All build machines are running from Docker containers so that they can be
debugged, updated, and scaled easily:

- [Linux](../containers/buildkite-premerge-debian/Dockerfile). We use
[Kubernetes deployment](../kubernetes/buildkite) to manage these agents.

- [Windows](../containers/agent-windows-buildkite/Dockerfile) based on [Windows
vs2019](../containers/agent-windows-vs2019). At the moment they are run as
multiple individual VM instances.

See [playbooks](playbooks.md) how to manage and set up machines.

# Compilation caching

Each build is performed on a clean copy of the git repository. To speed up the
builds [ccache](https://ccache.dev/) is used on Linux and
[sccache](https://github.com/mozilla/sccache) on Windows.

# Buildkite monitoring

VM instance `buildkite-monitoring` exposes Buildkite metrics to GCP.
To set up a new instance:

1. Create as small Linux VM with full access to *Stackdriver Monitoring API*.

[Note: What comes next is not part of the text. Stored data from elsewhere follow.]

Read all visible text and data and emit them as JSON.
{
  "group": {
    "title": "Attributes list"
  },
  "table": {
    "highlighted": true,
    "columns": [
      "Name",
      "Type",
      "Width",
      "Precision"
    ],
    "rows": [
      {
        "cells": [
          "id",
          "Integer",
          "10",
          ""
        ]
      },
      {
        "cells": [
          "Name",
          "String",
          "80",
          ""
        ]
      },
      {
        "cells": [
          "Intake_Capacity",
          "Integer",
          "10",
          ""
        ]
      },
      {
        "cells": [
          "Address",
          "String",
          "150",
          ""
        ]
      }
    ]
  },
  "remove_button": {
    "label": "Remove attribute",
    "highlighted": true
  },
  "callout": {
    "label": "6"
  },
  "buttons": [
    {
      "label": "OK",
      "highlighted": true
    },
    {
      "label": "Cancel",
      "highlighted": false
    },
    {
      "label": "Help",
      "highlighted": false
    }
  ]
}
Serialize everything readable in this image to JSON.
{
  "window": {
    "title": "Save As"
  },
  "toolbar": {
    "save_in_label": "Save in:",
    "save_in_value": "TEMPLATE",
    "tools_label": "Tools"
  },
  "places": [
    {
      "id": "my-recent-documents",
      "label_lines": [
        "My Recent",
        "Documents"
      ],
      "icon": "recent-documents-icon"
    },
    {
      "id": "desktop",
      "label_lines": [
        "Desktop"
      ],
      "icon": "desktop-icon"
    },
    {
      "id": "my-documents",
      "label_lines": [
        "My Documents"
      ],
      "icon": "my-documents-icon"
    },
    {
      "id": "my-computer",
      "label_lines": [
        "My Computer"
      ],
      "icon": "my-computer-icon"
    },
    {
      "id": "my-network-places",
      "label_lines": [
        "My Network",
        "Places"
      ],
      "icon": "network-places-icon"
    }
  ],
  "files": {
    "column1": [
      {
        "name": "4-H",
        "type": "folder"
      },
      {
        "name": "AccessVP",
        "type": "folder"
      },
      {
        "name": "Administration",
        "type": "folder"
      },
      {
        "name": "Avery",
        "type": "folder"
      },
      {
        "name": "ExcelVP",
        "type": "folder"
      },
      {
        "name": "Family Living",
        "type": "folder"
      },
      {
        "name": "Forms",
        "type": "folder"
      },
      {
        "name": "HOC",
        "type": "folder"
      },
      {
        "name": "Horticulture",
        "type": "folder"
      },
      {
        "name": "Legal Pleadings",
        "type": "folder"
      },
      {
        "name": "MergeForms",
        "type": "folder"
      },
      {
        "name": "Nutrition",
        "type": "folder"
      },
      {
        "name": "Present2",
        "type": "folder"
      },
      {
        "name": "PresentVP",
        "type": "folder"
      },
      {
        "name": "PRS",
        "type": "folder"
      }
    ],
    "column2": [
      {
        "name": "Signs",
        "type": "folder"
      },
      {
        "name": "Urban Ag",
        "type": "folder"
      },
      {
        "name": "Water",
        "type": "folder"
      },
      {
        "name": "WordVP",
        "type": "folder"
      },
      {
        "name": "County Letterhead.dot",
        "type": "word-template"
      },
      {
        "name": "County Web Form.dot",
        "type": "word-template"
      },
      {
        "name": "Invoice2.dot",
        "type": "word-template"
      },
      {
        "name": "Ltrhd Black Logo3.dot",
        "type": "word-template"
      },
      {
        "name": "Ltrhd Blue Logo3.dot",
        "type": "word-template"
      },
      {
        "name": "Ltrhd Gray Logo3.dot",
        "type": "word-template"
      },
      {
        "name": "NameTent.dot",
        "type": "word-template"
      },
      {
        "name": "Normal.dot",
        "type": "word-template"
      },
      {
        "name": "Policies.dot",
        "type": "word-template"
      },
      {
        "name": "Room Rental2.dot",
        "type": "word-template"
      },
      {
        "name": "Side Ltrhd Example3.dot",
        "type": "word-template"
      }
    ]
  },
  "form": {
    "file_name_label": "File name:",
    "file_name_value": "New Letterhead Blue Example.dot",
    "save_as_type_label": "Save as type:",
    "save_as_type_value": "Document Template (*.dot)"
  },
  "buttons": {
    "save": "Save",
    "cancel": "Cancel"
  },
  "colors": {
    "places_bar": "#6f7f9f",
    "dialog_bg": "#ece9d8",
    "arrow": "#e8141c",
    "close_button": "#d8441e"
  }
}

1. Follow instructions to [install monitoring
agent](https://cloud.google.com/monitoring/agent/install-agent) and [enable
statsd plugin](https://cloud.google.com/monitoring/agent/plugins/statsd).

1. Download recent release of
[buildkite-agent-metrics](https://github.com/buildkite/buildkite-agent-metrics/releases).

1. Run in SSH session:
```bash
chmod +x buildkite-agent-metrics-linux-amd64
nohup ./buildkite-agent-metrics-linux-amd64 -token XXXX -interval 30s -backend statsd &
```

Metrics are exported as "custom/statsd/gauge".

TODO: update "Testing scripts locally" playbook on how to run Linux build locally with Docker.
TODO: migrate 'builkite-monitoring' to k8s deployment.